J'en ai vu des films contemplatifs, j'ai déjà eu affaire à des films que j'ai détesté au premier visionnage pour ensuite me surprendre a garder le meilleur de ce qu'ils avaient, donner du sens aux défauts pour ensuite mieux apprécier. Une sorte d'airbag anti-choc cinématographique qu'on se fait nous même. Vous savez de quoi je parle...
Mais Gerry est vraiment le seul film que j'ai vu de ma vie où les critiques sont bien meilleures que l'oeuvre elle-même. Là au moins il y a quelque chose. C'en est même presque fascinant de voir jusqu'où les critiques peuvent s'allonger en cherchant a retranscrire ce qu'il y a de si sublime.
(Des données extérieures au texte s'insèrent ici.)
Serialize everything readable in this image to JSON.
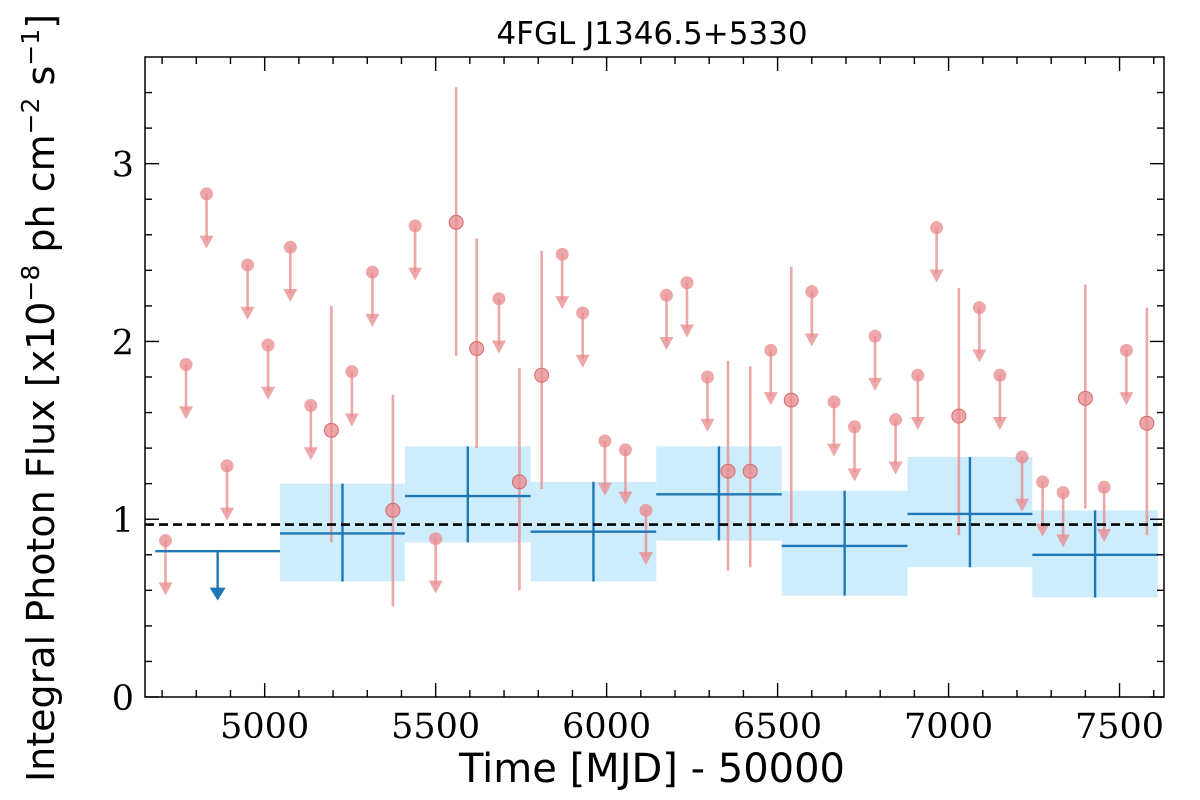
{
  "chart_data": {
    "type": "scatter",
    "title": "4FGL J1346.5+5330",
    "xlabel": "Time [MJD] - 50000",
    "ylabel_main": "Integral Photon Flux [x10",
    "ylabel_exp1": "−8",
    "ylabel_mid": " ph cm",
    "ylabel_exp2": "−2",
    "ylabel_mid2": " s",
    "ylabel_exp3": "−1",
    "ylabel_end": "]",
    "xlim": [
      4650,
      7630
    ],
    "ylim": [
      0,
      3.6
    ],
    "xticks": [
      5000,
      5500,
      6000,
      6500,
      7000,
      7500
    ],
    "yticks": [
      0,
      1,
      2,
      3
    ],
    "mean_flux": 0.97,
    "colors": {
      "long_bins": "#1f77b4",
      "long_band": "#cdecfc",
      "short_bins": "#e8898c",
      "mean_line": "#000000"
    },
    "long_bins": [
      {
        "x0": 4680,
        "x1": 5045,
        "upper_limit": 0.82
      },
      {
        "x0": 5045,
        "x1": 5410,
        "y": 0.92,
        "ylo": 0.65,
        "yhi": 1.2
      },
      {
        "x0": 5410,
        "x1": 5778,
        "y": 1.13,
        "ylo": 0.87,
        "yhi": 1.41
      },
      {
        "x0": 5778,
        "x1": 6145,
        "y": 0.93,
        "ylo": 0.65,
        "yhi": 1.21
      },
      {
        "x0": 6145,
        "x1": 6512,
        "y": 1.14,
        "ylo": 0.88,
        "yhi": 1.41
      },
      {
        "x0": 6512,
        "x1": 6880,
        "y": 0.85,
        "ylo": 0.57,
        "yhi": 1.16
      },
      {
        "x0": 6880,
        "x1": 7245,
        "y": 1.03,
        "ylo": 0.73,
        "yhi": 1.35
      },
      {
        "x0": 7245,
        "x1": 7612,
        "y": 0.8,
        "ylo": 0.56,
        "yhi": 1.05
      }
    ],
    "short_bins": [
      {
        "x": 4710,
        "ul": 0.88
      },
      {
        "x": 4770,
        "ul": 1.87
      },
      {
        "x": 4830,
        "ul": 2.83
      },
      {
        "x": 4890,
        "ul": 1.3
      },
      {
        "x": 4950,
        "ul": 2.43
      },
      {
        "x": 5010,
        "ul": 1.98
      },
      {
        "x": 5075,
        "ul": 2.53
      },
      {
        "x": 5135,
        "ul": 1.64
      },
      {
        "x": 5195,
        "y": 1.5,
        "ylo": 0.87,
        "yhi": 2.2
      },
      {
        "x": 5255,
        "ul": 1.83
      },
      {
        "x": 5315,
        "ul": 2.39
      },
      {
        "x": 5375,
        "y": 1.05,
        "ylo": 0.51,
        "yhi": 1.7
      },
      {
        "x": 5440,
        "ul": 2.65
      },
      {
        "x": 5500,
        "ul": 0.89
      },
      {
        "x": 5560,
        "y": 2.67,
        "ylo": 1.92,
        "yhi": 3.43
      },
      {
        "x": 5620,
        "y": 1.96,
        "ylo": 1.4,
        "yhi": 2.58
      },
      {
        "x": 5685,
        "ul": 2.24
      },
      {
        "x": 5745,
        "y": 1.21,
        "ylo": 0.6,
        "yhi": 1.85
      },
      {
        "x": 5810,
        "y": 1.81,
        "ylo": 1.17,
        "yhi": 2.51
      },
      {
        "x": 5870,
        "ul": 2.49
      },
      {
        "x": 5930,
        "ul": 2.16
      },
      {
        "x": 5995,
        "ul": 1.44
      },
      {
        "x": 6055,
        "ul": 1.39
      },
      {
        "x": 6115,
        "ul": 1.05
      },
      {
        "x": 6175,
        "ul": 2.26
      },
      {
        "x": 6235,
        "ul": 2.33
      },
      {
        "x": 6295,
        "ul": 1.8
      },
      {
        "x": 6355,
        "y": 1.27,
        "ylo": 0.71,
        "yhi": 1.89
      },
      {
        "x": 6420,
        "y": 1.27,
        "ylo": 0.73,
        "yhi": 1.86
      },
      {
        "x": 6480,
        "ul": 1.95
      },
      {
        "x": 6540,
        "y": 1.67,
        "ylo": 0.96,
        "yhi": 2.42
      },
      {
        "x": 6600,
        "ul": 2.28
      },
      {
        "x": 6665,
        "ul": 1.66
      },
      {
        "x": 6725,
        "ul": 1.52
      },
      {
        "x": 6785,
        "ul": 2.03
      },
      {
        "x": 6845,
        "ul": 1.56
      },
      {
        "x": 6910,
        "ul": 1.81
      },
      {
        "x": 6965,
        "ul": 2.64
      },
      {
        "x": 7030,
        "y": 1.58,
        "ylo": 0.91,
        "yhi": 2.3
      },
      {
        "x": 7090,
        "ul": 2.19
      },
      {
        "x": 7150,
        "ul": 1.81
      },
      {
        "x": 7215,
        "ul": 1.35
      },
      {
        "x": 7275,
        "ul": 1.21
      },
      {
        "x": 7335,
        "ul": 1.15
      },
      {
        "x": 7400,
        "y": 1.68,
        "ylo": 1.06,
        "yhi": 2.32
      },
      {
        "x": 7455,
        "ul": 1.18
      },
      {
        "x": 7520,
        "ul": 1.95
      },
      {
        "x": 7580,
        "y": 1.54,
        "ylo": 0.91,
        "yhi": 2.19
      }
    ]
  }
}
J'en ai lu des théories pleines de sens comme farfelues, des comparaisons bien trouvées, des gens qui aiment même ce qu'il y a de plus banal mais avec une aisance inouïe sur la maîtrise des mots qu'ils parviennent à te faire croire que t'étais complètement shooté au moment du visionnage (ou l'inverse).
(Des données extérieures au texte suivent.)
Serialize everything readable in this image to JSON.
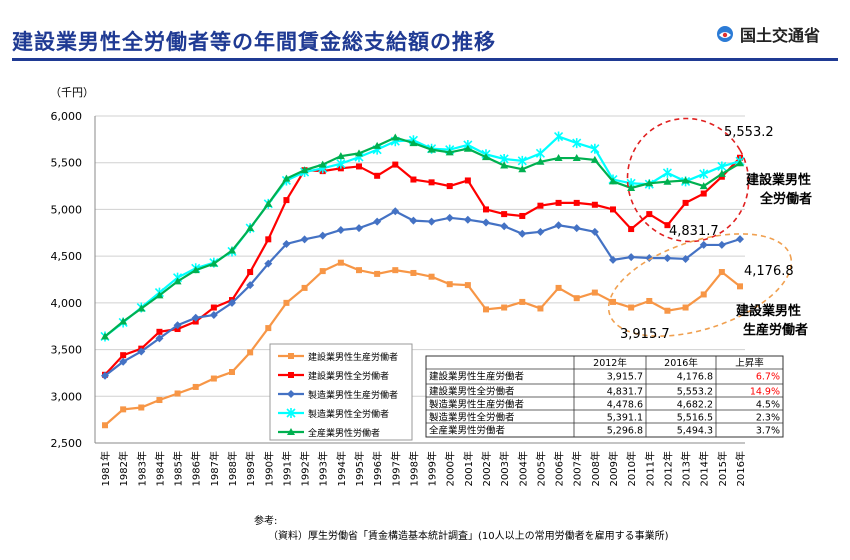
{
  "header": {
    "title": "建設業男性全労働者等の年間賃金総支給額の推移",
    "logo_text": "国土交通省"
  },
  "reference": {
    "label": "参考:",
    "source": "（資料）厚生労働省「賃金構造基本統計調査」(10人以上の常用労働者を雇用する事業所)"
  },
  "chart_data": {
    "type": "line",
    "unit_label": "（千円）",
    "ylim": [
      2500,
      6000
    ],
    "yticks": [
      "2,500",
      "3,000",
      "3,500",
      "4,000",
      "4,500",
      "5,000",
      "5,500",
      "6,000"
    ],
    "x": [
      "1981年",
      "1982年",
      "1983年",
      "1984年",
      "1985年",
      "1986年",
      "1987年",
      "1988年",
      "1989年",
      "1990年",
      "1991年",
      "1992年",
      "1993年",
      "1994年",
      "1995年",
      "1996年",
      "1997年",
      "1998年",
      "1999年",
      "2000年",
      "2001年",
      "2002年",
      "2003年",
      "2004年",
      "2005年",
      "2006年",
      "2007年",
      "2008年",
      "2009年",
      "2010年",
      "2011年",
      "2012年",
      "2013年",
      "2014年",
      "2015年",
      "2016年"
    ],
    "grid": true,
    "legend_position": "bottom-left",
    "series": [
      {
        "name": "建設業男性生産労働者",
        "color": "#f79646",
        "marker": "square",
        "values": [
          2690,
          2860,
          2880,
          2960,
          3030,
          3100,
          3190,
          3260,
          3470,
          3730,
          4000,
          4160,
          4340,
          4430,
          4350,
          4310,
          4350,
          4320,
          4280,
          4200,
          4190,
          3930,
          3950,
          4010,
          3940,
          4160,
          4050,
          4110,
          4010,
          3950,
          4020,
          3915.7,
          3950,
          4090,
          4330,
          4176.8
        ]
      },
      {
        "name": "建設業男性全労働者",
        "color": "#ff0000",
        "marker": "square",
        "values": [
          3230,
          3440,
          3510,
          3690,
          3720,
          3800,
          3950,
          4030,
          4330,
          4680,
          5100,
          5420,
          5410,
          5440,
          5460,
          5360,
          5480,
          5320,
          5290,
          5250,
          5310,
          5000,
          4950,
          4930,
          5040,
          5070,
          5070,
          5050,
          5000,
          4790,
          4950,
          4831.7,
          5070,
          5170,
          5350,
          5553.2
        ]
      },
      {
        "name": "製造業男性生産労働者",
        "color": "#4472c4",
        "marker": "diamond",
        "values": [
          3220,
          3370,
          3480,
          3620,
          3760,
          3840,
          3870,
          4000,
          4190,
          4420,
          4630,
          4680,
          4720,
          4780,
          4800,
          4870,
          4980,
          4880,
          4870,
          4910,
          4890,
          4860,
          4820,
          4740,
          4760,
          4830,
          4800,
          4760,
          4460,
          4490,
          4480,
          4478.6,
          4470,
          4620,
          4620,
          4682.2
        ]
      },
      {
        "name": "製造業男性全労働者",
        "color": "#00ffff",
        "marker": "star",
        "values": [
          3640,
          3790,
          3950,
          4110,
          4270,
          4370,
          4430,
          4550,
          4800,
          5060,
          5310,
          5400,
          5440,
          5490,
          5560,
          5640,
          5730,
          5740,
          5650,
          5640,
          5690,
          5590,
          5540,
          5520,
          5600,
          5780,
          5710,
          5650,
          5320,
          5280,
          5270,
          5391.1,
          5300,
          5380,
          5460,
          5516.5
        ]
      },
      {
        "name": "全産業男性労働者",
        "color": "#00b050",
        "marker": "triangle",
        "values": [
          3640,
          3800,
          3940,
          4080,
          4230,
          4350,
          4420,
          4560,
          4800,
          5060,
          5330,
          5420,
          5480,
          5570,
          5600,
          5680,
          5770,
          5710,
          5640,
          5610,
          5650,
          5560,
          5470,
          5430,
          5510,
          5550,
          5550,
          5530,
          5300,
          5230,
          5280,
          5296.8,
          5310,
          5250,
          5380,
          5494.3
        ]
      }
    ],
    "annotations": {
      "label_all_value": "5,553.2",
      "label_all_2012": "4,831.7",
      "label_prod_value": "4,176.8",
      "label_prod_2012": "3,915.7",
      "group_all": [
        "建設業男性",
        "全労働者"
      ],
      "group_prod": [
        "建設業男性",
        "生産労働者"
      ]
    },
    "table": {
      "headers": [
        "",
        "2012年",
        "2016年",
        "上昇率"
      ],
      "rows": [
        [
          "建設業男性生産労働者",
          "3,915.7",
          "4,176.8",
          "6.7%"
        ],
        [
          "建設業男性全労働者",
          "4,831.7",
          "5,553.2",
          "14.9%"
        ],
        [
          "製造業男性生産労働者",
          "4,478.6",
          "4,682.2",
          "4.5%"
        ],
        [
          "製造業男性全労働者",
          "5,391.1",
          "5,516.5",
          "2.3%"
        ],
        [
          "全産業男性労働者",
          "5,296.8",
          "5,494.3",
          "3.7%"
        ]
      ],
      "highlight_color": "#ff0000",
      "highlight_rows": [
        0,
        1
      ]
    }
  }
}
On peut en dire ce qu'on veut : De la branlette intellectuelle, des avis de personnes illuminées ayant vraiment compris le sens du film, ou peut-être des charlatans qui font exprès d'avoir aimé le film pour que tu puisses les rejoindre en enfer. (Qui sait?)
Peu importe. Mon cerveau n'arrive pas a faire l'équation. Qu'est-ce que j'ai raté? Pourquoi j'aime pas? Et toi pourquoi tu me lis? Qui je suis bordel?!
C'est le néant total ce film. Allez, je vais même conclure sur le fait que je suis le vrai Gerry en fin de compte. Je suis seul au monde, perdu dans ce désert où chaque grain de sable représente ce qu'il y avait de plus beau mais je suis contenté de marcher dessus inconsciemment, je regarde ailleurs avec désespoir alors qu'en fait le bonheur est là, sous mes pieds et mon esprit est ailleurs.
C'est comme si Gus Van Sant avait filmé son petit délire dans le désert avec deux bonnes têtes d'affiche puis le donne aux spectateurs en disant:
"Tout le monde à vos claviers. Je vous en prie, faites de ce truc un bon film."